Mies em sua palestra em 1928 (em NEUMEYER, 1991, p. 299) intitulada de ‘Precondição do fazer Arquitetônico’:

A arquitetura não era um problema apenas da construção, no sentido da organização dos espaços e da economia. Era sim algo relacionado ao espirito, mas no sentido da arte de construir, e só poderia ser desvelada através do espirito e este como sendo o foco da concepção do projeto, como também só poderia ser compreendida através da relação do criador com o mundo real.

Poderíamos associar que a ‘arte de construir’ que Mies menciona em seu discurso seria o dialogo do homem com a natureza demonstrando como este consegue dominá-la e não ignorá-la. Talvez, por isso, a arte de construir para Mies fosse “a execução espacial das decisões do espirito”  (Mies apud NEUMEYER,1991, p. 299).

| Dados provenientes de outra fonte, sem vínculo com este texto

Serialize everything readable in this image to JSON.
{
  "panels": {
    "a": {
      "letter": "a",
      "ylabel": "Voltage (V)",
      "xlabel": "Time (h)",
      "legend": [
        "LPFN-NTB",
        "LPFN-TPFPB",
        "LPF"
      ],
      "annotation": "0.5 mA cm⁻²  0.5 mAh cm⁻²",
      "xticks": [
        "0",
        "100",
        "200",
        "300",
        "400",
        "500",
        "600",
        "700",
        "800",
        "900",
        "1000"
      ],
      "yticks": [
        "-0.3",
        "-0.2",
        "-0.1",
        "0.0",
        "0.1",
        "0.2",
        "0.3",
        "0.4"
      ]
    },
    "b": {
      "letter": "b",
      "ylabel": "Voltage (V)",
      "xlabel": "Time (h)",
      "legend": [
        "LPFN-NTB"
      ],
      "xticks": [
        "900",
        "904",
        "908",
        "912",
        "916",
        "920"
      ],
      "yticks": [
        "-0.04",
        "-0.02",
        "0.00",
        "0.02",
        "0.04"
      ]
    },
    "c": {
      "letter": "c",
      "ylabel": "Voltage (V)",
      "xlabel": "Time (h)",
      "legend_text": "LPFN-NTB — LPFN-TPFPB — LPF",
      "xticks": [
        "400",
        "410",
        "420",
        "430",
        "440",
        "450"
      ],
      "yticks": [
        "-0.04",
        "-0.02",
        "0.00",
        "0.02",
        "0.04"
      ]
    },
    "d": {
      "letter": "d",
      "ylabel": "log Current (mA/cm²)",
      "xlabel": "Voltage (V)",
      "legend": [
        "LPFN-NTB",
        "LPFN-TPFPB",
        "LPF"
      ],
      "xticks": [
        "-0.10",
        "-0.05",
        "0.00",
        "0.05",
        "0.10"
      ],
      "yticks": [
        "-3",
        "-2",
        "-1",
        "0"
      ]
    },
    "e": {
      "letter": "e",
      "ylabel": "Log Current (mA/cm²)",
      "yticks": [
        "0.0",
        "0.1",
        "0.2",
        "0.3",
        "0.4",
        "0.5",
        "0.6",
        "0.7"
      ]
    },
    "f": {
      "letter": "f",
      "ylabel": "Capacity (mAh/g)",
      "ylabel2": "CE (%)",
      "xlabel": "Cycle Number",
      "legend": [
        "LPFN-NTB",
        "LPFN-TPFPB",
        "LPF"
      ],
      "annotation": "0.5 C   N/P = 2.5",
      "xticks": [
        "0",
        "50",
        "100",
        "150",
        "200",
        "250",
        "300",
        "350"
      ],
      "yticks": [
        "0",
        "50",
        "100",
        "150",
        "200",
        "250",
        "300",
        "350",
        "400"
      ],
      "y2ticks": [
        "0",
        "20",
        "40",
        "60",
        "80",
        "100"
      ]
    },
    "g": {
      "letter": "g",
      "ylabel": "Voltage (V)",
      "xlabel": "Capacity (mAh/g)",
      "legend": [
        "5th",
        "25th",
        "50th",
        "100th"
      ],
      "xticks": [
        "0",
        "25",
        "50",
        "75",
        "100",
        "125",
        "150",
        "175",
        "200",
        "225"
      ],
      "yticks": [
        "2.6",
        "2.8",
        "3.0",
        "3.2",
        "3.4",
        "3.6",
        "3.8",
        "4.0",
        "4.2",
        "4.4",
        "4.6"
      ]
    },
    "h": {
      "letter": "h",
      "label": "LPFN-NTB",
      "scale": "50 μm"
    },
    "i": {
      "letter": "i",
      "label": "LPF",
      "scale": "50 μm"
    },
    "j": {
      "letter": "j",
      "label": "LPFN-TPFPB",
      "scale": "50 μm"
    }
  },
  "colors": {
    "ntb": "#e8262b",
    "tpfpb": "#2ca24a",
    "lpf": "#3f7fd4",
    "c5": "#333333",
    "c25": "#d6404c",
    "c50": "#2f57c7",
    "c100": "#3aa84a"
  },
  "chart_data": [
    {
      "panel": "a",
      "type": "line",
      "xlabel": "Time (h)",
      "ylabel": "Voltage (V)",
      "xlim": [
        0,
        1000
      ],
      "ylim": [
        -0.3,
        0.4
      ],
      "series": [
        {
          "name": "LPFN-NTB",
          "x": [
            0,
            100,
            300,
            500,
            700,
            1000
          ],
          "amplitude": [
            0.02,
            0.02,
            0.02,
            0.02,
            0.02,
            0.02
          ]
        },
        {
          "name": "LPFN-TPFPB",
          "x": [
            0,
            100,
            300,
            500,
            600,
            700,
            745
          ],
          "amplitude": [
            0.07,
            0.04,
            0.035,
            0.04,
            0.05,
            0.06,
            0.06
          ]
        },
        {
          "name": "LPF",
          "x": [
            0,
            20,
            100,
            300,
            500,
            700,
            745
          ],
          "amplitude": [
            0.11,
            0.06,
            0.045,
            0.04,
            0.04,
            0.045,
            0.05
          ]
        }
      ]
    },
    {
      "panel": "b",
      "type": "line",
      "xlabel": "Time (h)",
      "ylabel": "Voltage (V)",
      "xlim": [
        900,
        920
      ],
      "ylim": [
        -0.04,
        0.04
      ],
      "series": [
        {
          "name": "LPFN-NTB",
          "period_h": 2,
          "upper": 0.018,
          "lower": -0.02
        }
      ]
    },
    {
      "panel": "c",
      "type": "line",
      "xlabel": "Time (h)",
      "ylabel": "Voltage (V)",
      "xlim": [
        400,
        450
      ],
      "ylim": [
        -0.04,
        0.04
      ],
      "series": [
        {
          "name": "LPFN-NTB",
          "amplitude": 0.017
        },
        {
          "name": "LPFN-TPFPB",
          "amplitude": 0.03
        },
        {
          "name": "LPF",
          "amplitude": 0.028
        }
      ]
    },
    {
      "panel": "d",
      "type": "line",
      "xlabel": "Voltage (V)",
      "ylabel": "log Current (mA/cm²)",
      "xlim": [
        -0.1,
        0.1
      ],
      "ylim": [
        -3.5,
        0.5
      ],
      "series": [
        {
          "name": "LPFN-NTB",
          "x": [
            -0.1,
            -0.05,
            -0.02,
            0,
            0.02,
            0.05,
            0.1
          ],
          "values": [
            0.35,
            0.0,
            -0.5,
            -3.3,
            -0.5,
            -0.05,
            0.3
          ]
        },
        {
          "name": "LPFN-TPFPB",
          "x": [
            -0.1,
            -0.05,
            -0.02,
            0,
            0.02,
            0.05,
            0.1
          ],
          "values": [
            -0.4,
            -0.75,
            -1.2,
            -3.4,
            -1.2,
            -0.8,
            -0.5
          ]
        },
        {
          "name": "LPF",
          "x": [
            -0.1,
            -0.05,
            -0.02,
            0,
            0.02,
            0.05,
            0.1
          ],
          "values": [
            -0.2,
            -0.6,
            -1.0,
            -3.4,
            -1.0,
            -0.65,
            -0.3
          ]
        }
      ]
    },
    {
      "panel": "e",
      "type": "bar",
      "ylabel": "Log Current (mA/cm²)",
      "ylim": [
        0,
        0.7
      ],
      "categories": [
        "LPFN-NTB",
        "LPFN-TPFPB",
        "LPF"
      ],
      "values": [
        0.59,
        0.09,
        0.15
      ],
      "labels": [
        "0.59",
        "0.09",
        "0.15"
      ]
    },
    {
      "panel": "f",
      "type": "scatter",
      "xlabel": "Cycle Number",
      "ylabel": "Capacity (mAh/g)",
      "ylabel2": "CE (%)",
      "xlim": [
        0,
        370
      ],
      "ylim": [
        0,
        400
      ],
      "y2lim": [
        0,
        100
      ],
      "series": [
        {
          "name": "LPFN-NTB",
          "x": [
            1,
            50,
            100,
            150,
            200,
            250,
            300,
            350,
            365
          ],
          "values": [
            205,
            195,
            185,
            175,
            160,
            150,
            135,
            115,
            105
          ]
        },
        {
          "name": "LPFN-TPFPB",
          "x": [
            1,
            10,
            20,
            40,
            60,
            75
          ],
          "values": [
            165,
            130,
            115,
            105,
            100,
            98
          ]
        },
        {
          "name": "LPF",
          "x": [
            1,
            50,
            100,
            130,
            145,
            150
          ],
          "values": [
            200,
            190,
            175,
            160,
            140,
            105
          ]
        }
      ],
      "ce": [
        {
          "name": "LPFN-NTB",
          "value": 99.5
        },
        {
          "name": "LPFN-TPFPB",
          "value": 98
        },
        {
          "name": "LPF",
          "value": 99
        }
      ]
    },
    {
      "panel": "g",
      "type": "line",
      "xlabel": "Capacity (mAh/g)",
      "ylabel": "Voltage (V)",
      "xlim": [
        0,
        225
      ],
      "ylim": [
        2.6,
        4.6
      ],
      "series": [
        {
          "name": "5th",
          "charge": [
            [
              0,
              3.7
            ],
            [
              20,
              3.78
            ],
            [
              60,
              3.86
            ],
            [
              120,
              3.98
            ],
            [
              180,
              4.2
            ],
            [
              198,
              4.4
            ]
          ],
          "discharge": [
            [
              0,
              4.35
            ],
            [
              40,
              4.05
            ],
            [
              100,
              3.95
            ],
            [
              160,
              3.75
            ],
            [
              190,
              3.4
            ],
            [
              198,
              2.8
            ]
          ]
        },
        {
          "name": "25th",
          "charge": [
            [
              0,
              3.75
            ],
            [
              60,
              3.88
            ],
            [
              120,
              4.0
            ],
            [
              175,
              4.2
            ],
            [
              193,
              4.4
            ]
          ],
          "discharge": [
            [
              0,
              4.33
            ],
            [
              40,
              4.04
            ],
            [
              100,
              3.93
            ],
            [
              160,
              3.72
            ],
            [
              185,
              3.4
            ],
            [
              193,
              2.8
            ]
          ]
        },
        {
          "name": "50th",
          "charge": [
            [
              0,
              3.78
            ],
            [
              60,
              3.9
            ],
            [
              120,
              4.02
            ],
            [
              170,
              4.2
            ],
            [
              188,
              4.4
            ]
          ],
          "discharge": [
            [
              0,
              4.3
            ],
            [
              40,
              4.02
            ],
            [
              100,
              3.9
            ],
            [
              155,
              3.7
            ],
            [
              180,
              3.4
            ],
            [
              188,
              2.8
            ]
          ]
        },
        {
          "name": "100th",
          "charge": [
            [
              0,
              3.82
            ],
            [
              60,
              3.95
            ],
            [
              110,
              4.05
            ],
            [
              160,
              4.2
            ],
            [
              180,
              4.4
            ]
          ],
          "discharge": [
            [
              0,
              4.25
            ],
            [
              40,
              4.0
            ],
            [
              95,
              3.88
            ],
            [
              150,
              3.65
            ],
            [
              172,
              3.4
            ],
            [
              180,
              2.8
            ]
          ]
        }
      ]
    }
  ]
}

O texto o qual retiramos a citação acima deixa muito claro as ligações com Romano Guardini (1885, Verona –1968, Munique), considerado um dos mais importantes intelectuais católicos do início do século XX, que assumiu em 1923 a cadeira de filosofia da religião na universidade de Berlim. Romano Guardini traduziu em seus livros uma linguagem moderna dos pensamentos de grandes filósofos como Sócrates, Platão, Santo Agostinho, Nietzsche entre outros.

Observamos em Neumeyer, (1991. p. 267), através das anotações do caderno de Mies datado aproximadamente em 1927, que Mies parecia estar profundamente ligado a Romano Guardini, em especial ao livro “Cartas do Lago Como” (escritas em 1923- publicadas em 1926).

Neste livro, Guardini inicia perguntando como as máquinas estão moldando a cultura, a natureza e a humanidade. Certamente deveria haver um problema na nossa cultura, uma vez que nunca havíamos tido uma relação com a natureza de forma tão intacta.

Assim, Guardini (1926) nos pede para considerar um navio à vela, que “ embora seja de peso considerável, o homem consegue através da manipulação da madeira do casco e linho da vela, mas juntamente com a força do vento, fazer com que este flutue pelos mares através de uma combinação perfeita. […] Temos aqui um legado antigo de forma”, diz ele. “Você não vê que este é um fato notável da cultura, e que está presente quando o homem domina o vento e a onda através a combinação de madeira e linho?”.

Mas, o domínio da natureza que Guardini se refere ao domínio completo sobre a natureza. “A nosso lar“, diz ele, “não é a natureza, mas a cultura […]. O universo humano deve colocar as coisas naturais e suas relações em uma esfera diferente do que é pensado, estimado, demandado, criado e de alguma forma, sempre partir da natureza, mas na esfera cultural”.

Ainda que o homem domine natureza através do barco a vela, ele ainda pertence a ela, pois só fazendo parte dela e levando a natureza em consideração poderia dominá-la com suas máquinas. Segundo Guardini (1926) aqui verificamos a verdadeira cultura. No entanto, um barco a vapor nada mais é que uma diferenciação aquém da natureza. Para Guardini (1926) ninguém neste navio está em harmonia vital ou faz parte da natureza. Este navio atravessa os mares independente das ondas ou do vento.  As pessoas a bordo comem, bebem, dormem e dançam independente de onde estejam. Como se estivessem em suas casas fixas na terra. Assim, o navio a vapor nos mostra que o homem não está mais em harmonia com a natureza. Esta seria a artificialidade da nossa existência que a era tecnologia trouxe.

Guardini busca em “Cartas do Lago” como sugerir que o domínio da natureza não precisa e nem significa perder a integração do homem com ela. E é o que verificamos que Mies quer buscar em sua obra, um contato com a natureza e o faz através da tecnologia.

Observamos em algumas passagens deste caderno, anotações como “Sailboat as technology” (NEUMEYER,1991, p. 277), “Human world distances itself necessarily from natre. In a spheral of culture. In this cultural world lives man, in pure nature the animal, to be human means to be spiritualized” (NEUMEYER,1991, p. 281) e “sailboat, built since Roman times. Primordial form legacy. Fulfilment of the law. Balenced atitude. Corect relationship of man to natural forces“ (NEUMEYER,1991, p. 282).